Improving Patient Flow from the Post-Anesthesia Care Unit to Inpatient Bed: East Alabama Medical Center

East Alabama Medical Center (Opelika, Alabama, USA) reduces patient transfer time by as much as 80 percent through IHI Collaborative initiatives.
 
For patients who pass through multiple departments during a hospital visit — say, from the emergency department to x-ray to surgery to post-op to an inpatient unit — every “handoff” brings the possibility of delay. Streamlining the journey is known as improving patient flow.
 
East Alabama Medical Center (EAMC), a 314-bed acute care regional referral center located in Opelika, Alabama, was typical of most hospitals: delays in moving patients through the hospital were common. But as a member of IHI’s IMPACT network, EAMC knew that improvement was possible. And they were right: working to reduce bottlenecks, they have lowered the average transfer time from the post-anesthesia care unit (PACU) to an inpatient bed by 80 percent.

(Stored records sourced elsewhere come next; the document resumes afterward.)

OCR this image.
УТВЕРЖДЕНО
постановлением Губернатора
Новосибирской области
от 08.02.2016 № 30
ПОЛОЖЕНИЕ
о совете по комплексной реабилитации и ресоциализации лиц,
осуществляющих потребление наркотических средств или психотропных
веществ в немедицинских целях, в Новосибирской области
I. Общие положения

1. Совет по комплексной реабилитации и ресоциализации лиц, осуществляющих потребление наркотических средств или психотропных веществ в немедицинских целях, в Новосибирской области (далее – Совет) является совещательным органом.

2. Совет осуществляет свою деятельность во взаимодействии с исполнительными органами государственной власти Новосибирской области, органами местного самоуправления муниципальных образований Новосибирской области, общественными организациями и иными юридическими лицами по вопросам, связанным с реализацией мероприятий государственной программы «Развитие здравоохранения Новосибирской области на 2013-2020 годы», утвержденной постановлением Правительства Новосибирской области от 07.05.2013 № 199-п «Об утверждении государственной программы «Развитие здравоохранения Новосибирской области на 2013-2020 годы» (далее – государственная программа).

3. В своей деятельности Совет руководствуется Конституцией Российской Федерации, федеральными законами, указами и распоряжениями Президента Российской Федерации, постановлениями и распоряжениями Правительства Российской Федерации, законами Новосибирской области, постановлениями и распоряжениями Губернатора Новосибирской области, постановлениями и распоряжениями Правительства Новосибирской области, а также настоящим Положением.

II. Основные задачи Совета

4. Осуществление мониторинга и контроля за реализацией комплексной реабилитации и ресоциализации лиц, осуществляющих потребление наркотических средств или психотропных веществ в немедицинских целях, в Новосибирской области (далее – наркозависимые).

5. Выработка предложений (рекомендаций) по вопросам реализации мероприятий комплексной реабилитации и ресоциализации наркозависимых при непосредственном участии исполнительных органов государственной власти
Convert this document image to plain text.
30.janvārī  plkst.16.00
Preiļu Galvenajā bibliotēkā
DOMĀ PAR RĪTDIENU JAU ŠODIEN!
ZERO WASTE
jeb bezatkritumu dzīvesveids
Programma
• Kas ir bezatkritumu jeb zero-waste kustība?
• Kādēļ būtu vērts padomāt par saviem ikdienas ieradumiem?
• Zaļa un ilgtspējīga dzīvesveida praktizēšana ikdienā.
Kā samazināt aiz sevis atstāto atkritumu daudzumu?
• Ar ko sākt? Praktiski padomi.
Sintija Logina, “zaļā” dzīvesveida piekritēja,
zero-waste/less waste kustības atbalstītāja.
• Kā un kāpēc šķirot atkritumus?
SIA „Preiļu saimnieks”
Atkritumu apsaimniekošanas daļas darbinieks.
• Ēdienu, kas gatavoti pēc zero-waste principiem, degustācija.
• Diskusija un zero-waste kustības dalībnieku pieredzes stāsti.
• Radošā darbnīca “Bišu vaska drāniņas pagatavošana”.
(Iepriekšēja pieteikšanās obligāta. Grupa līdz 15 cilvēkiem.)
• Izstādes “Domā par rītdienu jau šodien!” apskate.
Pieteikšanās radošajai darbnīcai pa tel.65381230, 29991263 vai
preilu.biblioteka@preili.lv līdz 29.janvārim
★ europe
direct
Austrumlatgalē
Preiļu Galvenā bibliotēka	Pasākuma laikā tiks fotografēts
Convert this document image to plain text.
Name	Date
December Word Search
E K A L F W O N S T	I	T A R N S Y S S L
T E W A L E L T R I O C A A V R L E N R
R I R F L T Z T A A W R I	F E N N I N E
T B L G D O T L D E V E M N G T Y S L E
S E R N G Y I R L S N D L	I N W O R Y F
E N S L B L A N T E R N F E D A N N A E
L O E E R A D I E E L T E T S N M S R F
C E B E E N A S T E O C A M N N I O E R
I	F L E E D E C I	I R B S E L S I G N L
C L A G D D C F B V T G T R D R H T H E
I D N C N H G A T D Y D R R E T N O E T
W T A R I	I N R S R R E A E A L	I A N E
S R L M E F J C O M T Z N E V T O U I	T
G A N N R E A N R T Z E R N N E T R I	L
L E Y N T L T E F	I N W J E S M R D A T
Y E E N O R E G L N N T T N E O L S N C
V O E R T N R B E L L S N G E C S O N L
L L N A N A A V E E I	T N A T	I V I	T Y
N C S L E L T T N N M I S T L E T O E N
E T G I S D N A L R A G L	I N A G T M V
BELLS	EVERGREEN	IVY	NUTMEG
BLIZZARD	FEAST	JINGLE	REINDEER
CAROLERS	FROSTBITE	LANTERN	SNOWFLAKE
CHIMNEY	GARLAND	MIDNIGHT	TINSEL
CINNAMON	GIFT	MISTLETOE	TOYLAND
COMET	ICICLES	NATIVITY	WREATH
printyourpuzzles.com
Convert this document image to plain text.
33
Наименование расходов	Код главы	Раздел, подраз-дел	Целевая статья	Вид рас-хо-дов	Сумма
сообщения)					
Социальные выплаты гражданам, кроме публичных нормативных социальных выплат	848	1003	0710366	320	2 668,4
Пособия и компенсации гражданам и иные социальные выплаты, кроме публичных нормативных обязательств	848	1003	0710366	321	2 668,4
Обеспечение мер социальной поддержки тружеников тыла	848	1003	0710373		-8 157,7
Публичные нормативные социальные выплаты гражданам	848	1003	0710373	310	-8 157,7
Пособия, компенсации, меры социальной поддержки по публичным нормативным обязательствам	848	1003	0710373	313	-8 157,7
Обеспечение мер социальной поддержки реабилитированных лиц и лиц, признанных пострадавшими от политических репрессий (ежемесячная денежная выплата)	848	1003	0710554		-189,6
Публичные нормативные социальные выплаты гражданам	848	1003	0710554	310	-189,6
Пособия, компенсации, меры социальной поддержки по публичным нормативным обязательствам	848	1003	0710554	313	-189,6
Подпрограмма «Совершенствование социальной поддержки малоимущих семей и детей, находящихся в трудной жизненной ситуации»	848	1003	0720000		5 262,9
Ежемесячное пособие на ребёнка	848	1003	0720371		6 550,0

Graph_EastAlabamaMedicalCenter_MedianHoursTransferfromPacutoInpatient.jpg 
“I am responsible for looking at patient flow in the whole hospital,” says Laura Nelson, RN, manager of EAMC’s new bed-capacity center. The very idea of centralizing responsibility for the big picture of patient flow is novel.  But it is just the kind of rethinking that enables people to break old habits and create breakthrough improvement.
 
“We did a lot of PDSA cycles and tried a lot of different things to reduce our PACU-to-inpatient times,” says Nelson. “One of the things that has really made a difference is faxing reports to the receiving floor.”
 
The telephone has long been the standard means of transferring information about a patient when that patient moves to a new unit. “But nurses aren’t always able to come to the phone when you’re ready to report on a patient, so there is a delay until that nurse can call back,” says Nelson. Faxing the report is more efficient, but represents a significant culture change.
 
“Initially we had a lot of nurses who said they couldn’t get the information they needed from a piece of paper; they have to talk with someone. Now that they are used to faxed reports, they want everything on paper,” says Nelson. “Now we are working on faxing reports from the ER to receiving units.”